Двери и окна кафе были распахнуты, я видел, как легкий сквозняк втягивал, пузырил и подергивал белые занавески. Посетителей было немного. Пока я смотрел на них, мне удавалось достойно переносить физическую боль и физиологический страх. Старший официант застыл в белом волнении занавесок. Он также по-своему наблюдал, отслеживал, что происходит с другими. Он должен был найти объяснение, почему я не притрагиваюсь к супу. Но он предпочел отвернуться.
Чтобы сделать глоток воды, тоже требуется воздух. У меня это не получалось. Лопающиеся пузырьки газа мешали глотать. Вонь битой птицы и ошпаренных перьев, исходящая от супа, действовала тошнотворно. Теперь я уже понимаю, что мне помогло вино. Оно отдавало пробкой и бочкой, и, по совести, его надо было выплюнуть или отослать обратно, но все же мне удалось проглотить вина больше, чем супа или воды.

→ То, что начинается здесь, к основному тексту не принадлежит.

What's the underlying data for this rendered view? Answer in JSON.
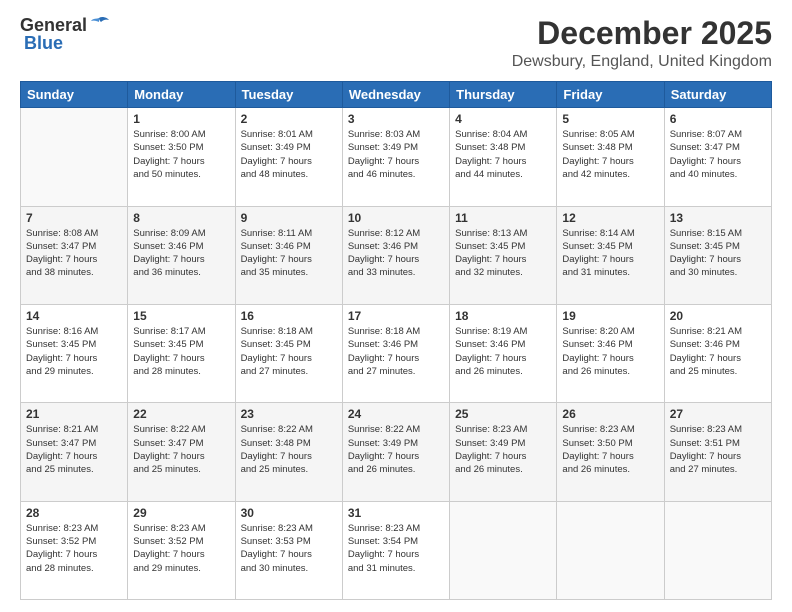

Какое-то время спустя оно расширило коронарные сосуды, и сердечная мышца вновь получила толику кислорода.
Я развернул листы корректуры, чтобы, пока остывает безумно горячий суп, заняться правкой, а не думать о смертном поте, об отвращении и о боли. Но глаза мне не подчинялись — не иначе что-то с очками. Буквы и строчки сливались и разбегались, появлялись и исчезали в виде рябящих пятен. Не помогали ни самодисциплина, ни маниакальное протирание очков.
Я сидел в ледяном безмолвии собственного воспитания.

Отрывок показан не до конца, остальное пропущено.